What are some of the most important issues facing AI as it develops?
According to investigative reports, generative AI models have now consumed all the data on the internet and will soon run out of available data to feed on. So, the world’s largest AI companies are turning to synthetic data, or information generated by AI itself, rather than humans, to continue training its systems.
The idea took me down the rabbit hole. So, I recently wrote an Op-Ed arguing that using synthetic data as training data is one of the most important ethical issues facing new AI development. Generative AI systems have shown that based on their original training data, their output is to mimic bias and create false information. So training a new system with synthetic data means constantly producing biased and inaccurate output back to the system as new training data. I described this as potentially devolving into a hellish feedback loop.
Since I wrote the piece, Mark Zuckerberg has praised that his updated Llama 3 Meta chatbot is partially powered by synthetic data and is the “smartest” generative AI product on the market.
What are some issues AI users should be aware of?
AI is part of our lives today, from spellcheck and social media feeds to chatbots and image generators. In many ways, society has become the guinea pig for this new, untested technological experiment. But AI users don’t have to feel helpless.

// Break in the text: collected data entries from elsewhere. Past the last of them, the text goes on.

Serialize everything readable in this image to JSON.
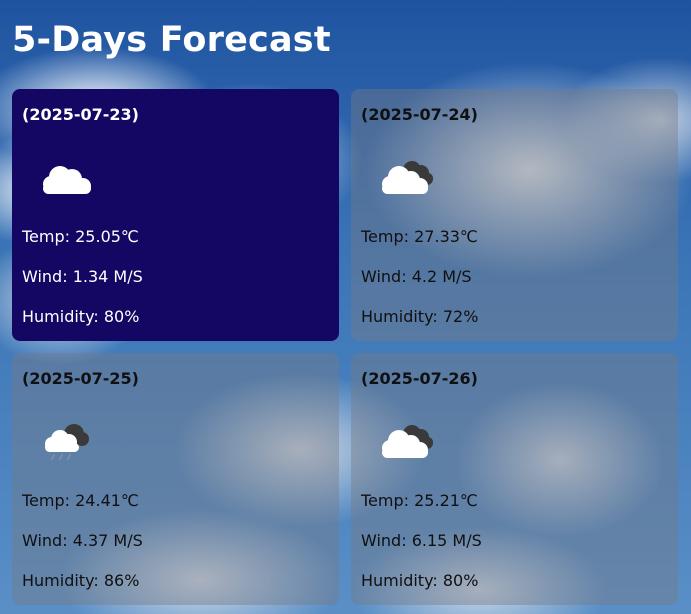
{
  "title": "5-Days Forecast",
  "forecast": [
    {
      "date": "(2025-07-23)",
      "icon": "cloud-icon",
      "temp": "Temp: 25.05℃",
      "wind": "Wind: 1.34 M/S",
      "humidity": "Humidity: 80%",
      "selected": true
    },
    {
      "date": "(2025-07-24)",
      "icon": "broken-clouds-icon",
      "temp": "Temp: 27.33℃",
      "wind": "Wind: 4.2 M/S",
      "humidity": "Humidity: 72%",
      "selected": false
    },
    {
      "date": "(2025-07-25)",
      "icon": "rain-cloud-icon",
      "temp": "Temp: 24.41℃",
      "wind": "Wind: 4.37 M/S",
      "humidity": "Humidity: 86%",
      "selected": false
    },
    {
      "date": "(2025-07-26)",
      "icon": "broken-clouds-icon",
      "temp": "Temp: 25.21℃",
      "wind": "Wind: 6.15 M/S",
      "humidity": "Humidity: 80%",
      "selected": false
    }
  ],
  "colors": {
    "selected_card": "#140763",
    "title_text": "#ffffff"
  }
}
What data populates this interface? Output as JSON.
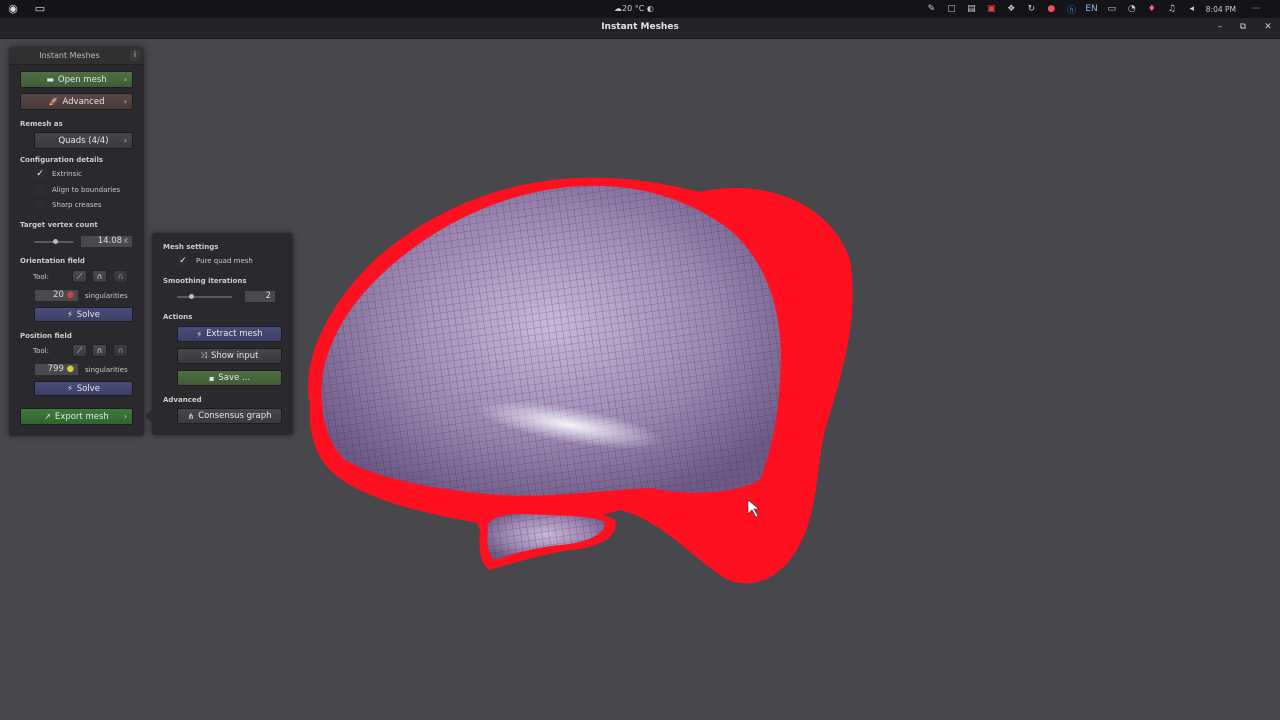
{
  "system_bar": {
    "weather": "20 °C",
    "language": "EN",
    "time": "8:04 PM"
  },
  "window": {
    "title": "Instant Meshes"
  },
  "main_panel": {
    "title": "Instant Meshes",
    "info_label": "i",
    "open_mesh_label": "Open mesh",
    "advanced_label": "Advanced",
    "remesh_as_label": "Remesh as",
    "remesh_as_value": "Quads (4/4)",
    "config_label": "Configuration details",
    "extrinsic_label": "Extrinsic",
    "extrinsic_checked": true,
    "align_label": "Align to boundaries",
    "sharp_label": "Sharp creases",
    "target_vertex_label": "Target vertex count",
    "target_vertex_value": "14.08",
    "target_vertex_unit": "K",
    "orientation_label": "Orientation field",
    "tool_label": "Tool:",
    "orientation_singularities": "20",
    "singularities_label": "singularities",
    "solve_label": "Solve",
    "position_label": "Position field",
    "position_singularities": "799",
    "export_label": "Export mesh"
  },
  "settings_panel": {
    "mesh_settings_label": "Mesh settings",
    "pure_quad_label": "Pure quad mesh",
    "pure_quad_checked": true,
    "smoothing_label": "Smoothing iterations",
    "smoothing_value": "2",
    "actions_label": "Actions",
    "extract_label": "Extract mesh",
    "show_input_label": "Show input",
    "save_label": "Save ...",
    "advanced_label": "Advanced",
    "consensus_label": "Consensus graph"
  },
  "colors": {
    "accent_green": "#4f6f45",
    "accent_blue": "#4a4d79",
    "mesh_edge_red": "#ff1020",
    "mesh_surface": "#a58fb8"
  }
}
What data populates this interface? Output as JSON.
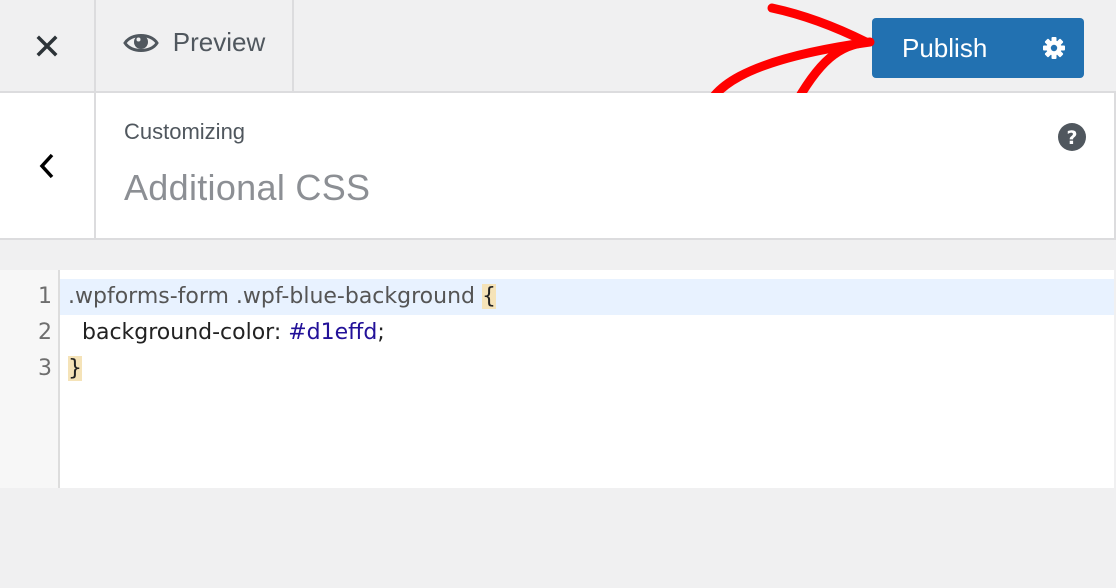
{
  "topbar": {
    "close_icon": "close-icon",
    "preview_label": "Preview",
    "preview_icon": "eye-icon",
    "publish_label": "Publish",
    "publish_settings_icon": "gear-icon",
    "accent_color": "#2271b1"
  },
  "header": {
    "back_icon": "chevron-left-icon",
    "breadcrumb": "Customizing",
    "title": "Additional CSS",
    "help_icon": "help-icon"
  },
  "editor": {
    "lines": [
      {
        "number": "1",
        "selector": ".wpforms-form .wpf-blue-background ",
        "open_brace": "{"
      },
      {
        "number": "2",
        "indent": "  ",
        "property": "background-color: ",
        "value": "#d1effd",
        "end": ";"
      },
      {
        "number": "3",
        "close_brace": "}"
      }
    ]
  },
  "annotation": {
    "type": "red-arrow",
    "points_to": "publish-button",
    "color": "#ff0000"
  }
}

I’ve argued that technology advocates should get together and organize AI users to demand a People Pause on AI. I feel that the Writers Guild of America has shown that with organization, collective action, and determined patience, people can come together to create meaningful boundaries for the use of AI technology. I also believe that if we pause now to fix past mistakes and create new ethical guidelines and regulations, AI should not be an existential threat to our future.
What is the best way to build AI responsibly?
My experience working at a tech company shows how important it is to be in the room writing the policies, presenting the arguments, and making the decisions. Pathway also showed that I developed the skills I needed to succeed in the tech industry by starting journalism school. Now I’m back to work at Columbia Journalism School and I want to train the next generation who will take on the responsibility of technology and the responsibility of developing AI in technology companies and as external supervisors.
I think (journalism) school gives people a unique training in the interrogation of information, searching for the truth, considering different points of view, making logical arguments, and filtering facts and reality from opinion and misinformation. I believe this is a solid foundation for the people who will be responsible for writing the rules of what the next AI can and cannot do. And I hope to pave a more paved path for those to come.
I also believe that in addition to skilled Trust & Safety employees, the AI industry needs external regulation. In the US, I argue that it should be a new agency to regulate American technology companies with the power to establish and enforce basic security and privacy standards. I also want to continue working to connect current and future regulators with ex-tech workers who can help those in power ask the right questions and come up with new and practical solutions.